L'écrin de l'Océan n'en a point de pareille ; Les roses de ta joue ont peine à l'égaler ; Et quand de sa voluté on approche l'oreille, On entend mille voix qu'on ne peut démêler.
Tantôt c'est la tempête avec ses lourdes vagues, Qui viennent en tonnant se briser sur tes pas ; Tantôt c'est la forêt avec ses frissons vagues ; Tantôt ce sont des voix qui chuchotent tout bas.
Oh ! ne dirais-tu pas, à ce confus murmure Que rend le coquillage aux lèvres de carmin, Un écho merveilleux où l'immense nature Résume tous ses bruits dans le creux de ta main ?

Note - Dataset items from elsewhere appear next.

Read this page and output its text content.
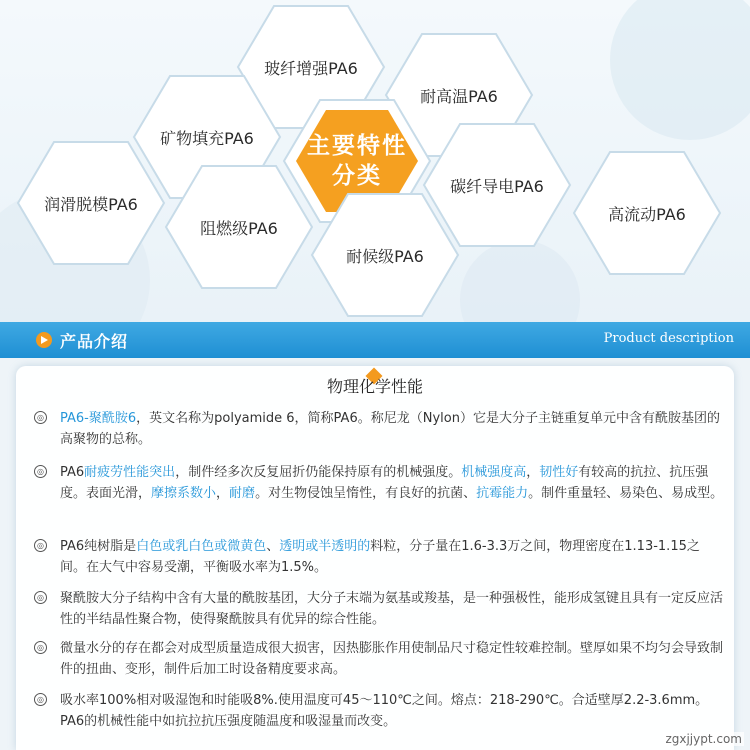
玻纤增强PA6
耐高温PA6
矿物填充PA6 主要特性分类	碳纤导电PA6
润滑脱模PA6
高流动PA6
阻燃级PA6
耐候级PA6
产品介绍	Product description
物理化学性能
◎	PA6-聚酰胺6，英文名称为polyamide 6，简称PA6。称尼龙（Nylon）它是大分子主链重复单元中含有酰胺基团的高聚物的总称。
◎	PA6耐疲劳性能突出，制件经多次反复屈折仍能保持原有的机械强度。机械强度高，韧性好有较高的抗拉、抗压强度。表面光滑，摩擦系数小，耐磨。对生物侵蚀呈惰性，有良好的抗菌、抗霉能力。制件重量轻、易染色、易成型。
◎	PA6纯树脂是白色或乳白色或微黄色、透明或半透明的料粒，分子量在1.6-3.3万之间，物理密度在1.13-1.15之间。在大气中容易受潮，平衡吸水率为1.5%。
◎	聚酰胺大分子结构中含有大量的酰胺基团，大分子末端为氨基或羧基，是一种强极性，能形成氢键且具有一定反应活性的半结晶性聚合物，使得聚酰胺具有优异的综合性能。
◎	微量水分的存在都会对成型质量造成很大损害，因热膨胀作用使制品尺寸稳定性较难控制。壁厚如果不均匀会导致制件的扭曲、变形，制件后加工时设备精度要求高。
◎	吸水率100%相对吸湿饱和时能吸8%.使用温度可45～110℃之间。熔点：218-290℃。合适壁厚2.2-3.6mm。PA6的机械性能中如抗拉抗压强度随温度和吸湿量而改变。
zgxjjypt.com
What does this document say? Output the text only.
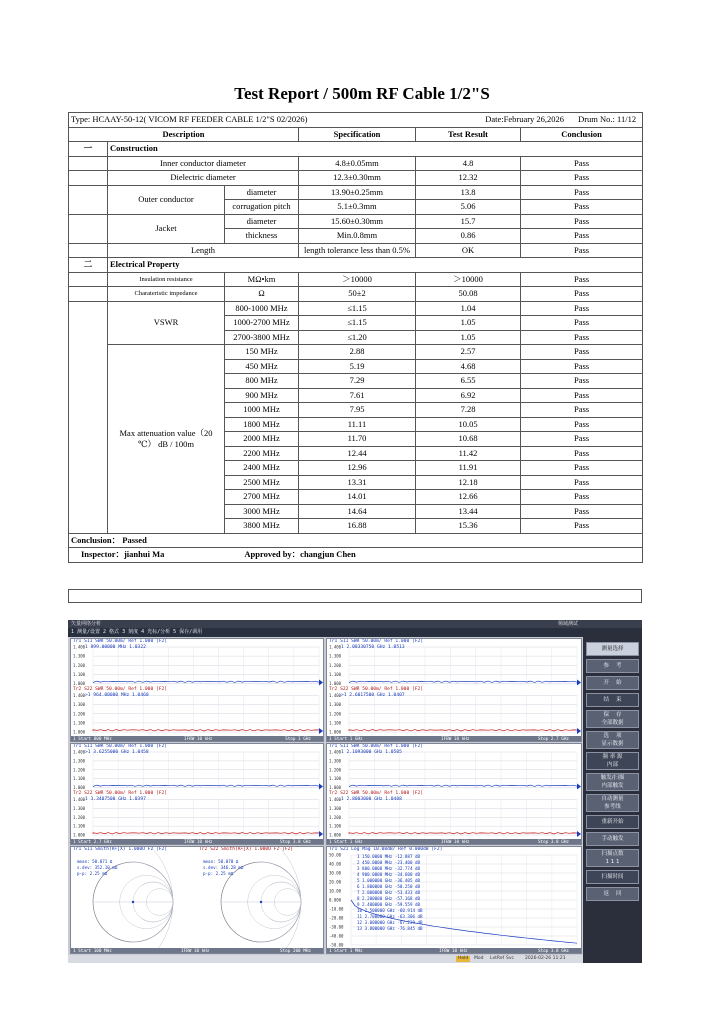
Test Report / 500m RF Cable 1/2"S
Type: HCAAY-50-12( VICOM RF FEEDER CABLE 1/2"S 02/2026) Drum No.: 11/12
Date:February 26,2026					

Description			Specification	Test Result	Conclusion
一	Construction				
	Inner conductor diameter		4.8±0.05mm	4.8	Pass
	Dielectric diameter		12.3±0.30mm	12.32	Pass
	Outer conductor	diameter	13.90±0.25mm	13.8	Pass
		corrugation pitch	5.1±0.3mm	5.06	Pass
	Jacket	diameter	15.60±0.30mm	15.7	Pass
		thickness	Min.0.8mm	0.86	Pass
	Length		length tolerance less than 0.5%	OK	Pass
二	Electrical Property				
	Insulation resistance	MΩ•km	＞10000	＞10000	Pass
	Charateristic impedance	Ω	50±2	50.08	Pass
	VSWR	800-1000 MHz	≤1.15	1.04	Pass
		1000-2700 MHz	≤1.15	1.05	Pass
		2700-3800 MHz	≤1.20	1.05	Pass
	Max attenuation value（20 ℃） dB / 100m	150 MHz	2.88	2.57	Pass
		450 MHz	5.19	4.68	Pass
		800 MHz	7.29	6.55	Pass
		900 MHz	7.61	6.92	Pass
		1000 MHz	7.95	7.28	Pass
		1800 MHz	11.11	10.05	Pass
		2000 MHz	11.70	10.68	Pass
		2200 MHz	12.44	11.42	Pass
		2400 MHz	12.96	11.91	Pass
		2500 MHz	13.31	12.18	Pass
		2700 MHz	14.01	12.66	Pass
		3000 MHz	14.64	13.44	Pass
		3800 MHz	16.88	15.36	Pass
Conclusion： Passed					
Inspector：jianhui Ma Approved by：changjun Chen					
矢量网络分析	频域测试
1 测量/设置 2 格式 3 刻度 4 光标/分析 5 保存/调用
测量选择
参    考
开    始
结    束
保    存
全部数据
选    项
显示数据
频 率 源
内部
触发/扫描
内部触发
自动测量
参考线
重新开始
手动触发
扫描点数
1 1 1
扫描时间
返    回
1.400
1.300
1.200
1.100
1.000
1.400
1.300
1.200
1.100
1.000
Tr1 S11 SWR 50.00m/ Ref 1.000 [F2]
1 899.00000 MHz 1.0322
Tr2 S22 SWR 50.00m/ Ref 1.000 [F2]
>1 964.00000 MHz 1.0460
1 Start 800 MHz	IFBW 10 kHz	Stop 1 GHz
1.400
1.300
1.200
1.100
1.000
1.400
1.300
1.200
1.100
1.000
Tr1 S11 SWR 50.00m/ Ref 1.000 [F2]
1 2.08330750 GHz 1.0513
Tr2 S22 SWR 50.00m/ Ref 1.000 [F2]
>1 2.6017500 GHz 1.0407
1 Start 1 GHz	IFBW 10 kHz	Stop 2.7 GHz
1.400
1.300
1.200
1.100
1.000
1.400
1.300
1.200
1.100
1.000
Tr1 S11 SWR 50.00m/ Ref 1.000 [F2]
>1 3.6255000 GHz 1.0458
Tr2 S22 SWR 50.00m/ Ref 1.000 [F2]
1 3.3407500 GHz 1.0397
1 Start 2.7 GHz	IFBW 10 kHz	Stop 3.8 GHz
1.400
1.300
1.200
1.100
1.000
1.400
1.300
1.200
1.100
1.000
Tr1 S11 SWR 50.00m/ Ref 1.000 [F2]
1 2.1093000 GHz 1.0505
Tr2 S22 SWR 50.00m/ Ref 1.000 [F2]
1 2.8003000 GHz 1.0408
1 Start 1 GHz	IFBW 10 kHz	Stop 3.8 GHz
Tr1 S11 Smith(R+jX) 1.000U F2 [F2]	Tr2 S22 Smith(R+jX) 1.000U F2 [F2]
mean: 50.071 Ω
s.dev: 352.10 mΩ
p-p: 2.25 mΩ
mean: 50.070 Ω
s.dev: 346.28 mΩ
p-p: 2.25 mΩ
1 Start 100 MHz	IFBW 10 kHz	Stop 200 MHz
50.00
40.00
30.00
20.00
10.00
0.000
-10.00
-20.00
-30.00
-40.00
-50.00
Tr1 S21 Log Mag 10.00dB/ Ref 0.000dB [F2]
1 150.0000 MHz -12.887 dB
2 450.0000 MHz -23.400 dB
3 800.0000 MHz -32.774 dB
4 900.0000 MHz -34.600 dB
5 1.000000 GHz -36.405 dB
6 1.800000 GHz -50.250 dB
7 2.000000 GHz -53.433 dB
8 2.200000 GHz -57.168 dB
9 2.400000 GHz -59.559 dB
10 2.500000 GHz -60.914 dB
11 2.700000 GHz -63.306 dB
12 3.000000 GHz -67.239 dB
13 3.800000 GHz -76.845 dB
1 Start 1 MHz	IFBW 10 kHz	Stop 3.8 GHz
Hold	Mod	LxtRef Svc	2026-02-26 11:21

Emporte-la, mon ange ! Et quand ton esprit joue Avec lui-même, oisif, pour charmer tes ennuis, Sur ce bijou des mers penche en riant ta joue, Et, fermant tes beaux yeux, recueilles-en les bruits.
Si, dans ces mille accents dont sa conque fourmille, Il en est un plus doux qui vienne te frapper, Et qui s'élève à peine aux bords de la coquille, Comme un aveu d'amour qui n'ose s'échapper ;
S'il a pour ta candeur des terreurs et des charmes ; S'il renaît en mourant presque éternellement ; S'il semble au fond d'un cœur rouler avec des larmes ; S'il tient de l'espérance et du gémissement...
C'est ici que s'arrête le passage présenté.